O mesmo se passa com gente estúpida das ex-colónias portuguesas em África, como é o caso do comunista José Eduardo Agualusa:

“O escritor José Eduardo Agualusa veio defender há dias em entrevista ao Público, a propósito da catástrofe provocada pelo ciclone Idai que “os países que mais contribuem para o aquecimento global devem responder pelos estragos causados ao planeta, sobretudo quando atingem os países que menos fizeram por isso, como Moçambique” e que “Portugal não faz o favor de ajudar Moçambique. Portugal tem obrigação de reparar os danos que causou”.

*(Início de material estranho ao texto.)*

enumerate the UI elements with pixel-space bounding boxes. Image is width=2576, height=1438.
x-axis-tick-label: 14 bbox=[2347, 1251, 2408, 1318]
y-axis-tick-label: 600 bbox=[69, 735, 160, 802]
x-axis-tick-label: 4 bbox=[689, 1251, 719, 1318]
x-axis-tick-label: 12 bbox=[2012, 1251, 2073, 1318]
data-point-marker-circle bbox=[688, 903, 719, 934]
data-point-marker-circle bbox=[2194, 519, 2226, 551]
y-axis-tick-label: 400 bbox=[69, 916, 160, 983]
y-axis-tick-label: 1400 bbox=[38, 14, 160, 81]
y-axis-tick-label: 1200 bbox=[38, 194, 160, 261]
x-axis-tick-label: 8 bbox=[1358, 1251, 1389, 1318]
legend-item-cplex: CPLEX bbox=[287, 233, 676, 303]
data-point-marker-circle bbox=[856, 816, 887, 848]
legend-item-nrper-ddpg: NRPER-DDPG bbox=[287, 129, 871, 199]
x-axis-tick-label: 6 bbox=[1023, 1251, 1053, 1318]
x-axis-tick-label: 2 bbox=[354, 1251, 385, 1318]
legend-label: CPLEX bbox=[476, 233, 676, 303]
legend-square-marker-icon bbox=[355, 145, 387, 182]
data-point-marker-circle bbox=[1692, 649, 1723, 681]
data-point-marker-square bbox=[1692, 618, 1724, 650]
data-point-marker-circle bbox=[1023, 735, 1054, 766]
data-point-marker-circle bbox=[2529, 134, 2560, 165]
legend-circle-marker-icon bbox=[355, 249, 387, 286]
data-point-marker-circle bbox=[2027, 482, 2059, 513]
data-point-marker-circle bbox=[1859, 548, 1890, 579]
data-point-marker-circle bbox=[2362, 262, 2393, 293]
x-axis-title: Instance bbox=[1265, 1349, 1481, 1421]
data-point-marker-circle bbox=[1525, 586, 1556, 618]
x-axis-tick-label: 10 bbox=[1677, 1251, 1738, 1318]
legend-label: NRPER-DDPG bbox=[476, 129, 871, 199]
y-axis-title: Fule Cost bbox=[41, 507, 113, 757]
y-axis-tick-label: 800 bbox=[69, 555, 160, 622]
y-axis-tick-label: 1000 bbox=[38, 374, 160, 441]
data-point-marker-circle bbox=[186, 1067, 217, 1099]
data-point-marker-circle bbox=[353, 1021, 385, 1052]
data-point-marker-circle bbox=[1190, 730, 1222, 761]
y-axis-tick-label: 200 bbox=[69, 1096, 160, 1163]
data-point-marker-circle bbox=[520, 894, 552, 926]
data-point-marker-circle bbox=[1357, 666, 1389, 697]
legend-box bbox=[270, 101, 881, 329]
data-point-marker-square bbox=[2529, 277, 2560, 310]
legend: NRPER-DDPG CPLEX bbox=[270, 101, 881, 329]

Curioso é ver muitos daqueles que entendem cada fenómeno climático como consequência da acção humana incomodados com estas afirmações que afinal de contas são coerentes com o catastrofismo simplista que esses críticos apregoam na sua terra. Quem faz de assuntos científicos de grande complexidade mera propaganda sujeita-se a isto – agora aturem-no”.

Tragédia da Beira: causa efeito

Eu vivi muitos anos em Moçambique, e fui testemunha de alguns ciclones que atingiram principalmente a área geográfica que vai da cidade de Quelimane à vila do Lumbo (e cidade de Nacala). Naquele tempo, os ciclones não tinham nomes; e não havia estúpidos do calibre do José Eduardo Agualusa.

Os ciclones, em Moçambique, sempre foram devastadores, sempre causaram prejuízos materiais e sacrifício de vidas humanas.

Os ciclones, em Moçambique, não são (como é evidente!) consequência da colonização portuguesa — como afirma a besta humana que é o José Eduardo Agualusa; uma besta que não é bem-vinda a Portugal: um país que se prezasse consideraria o José Eduardo Agualusa como persona non grata.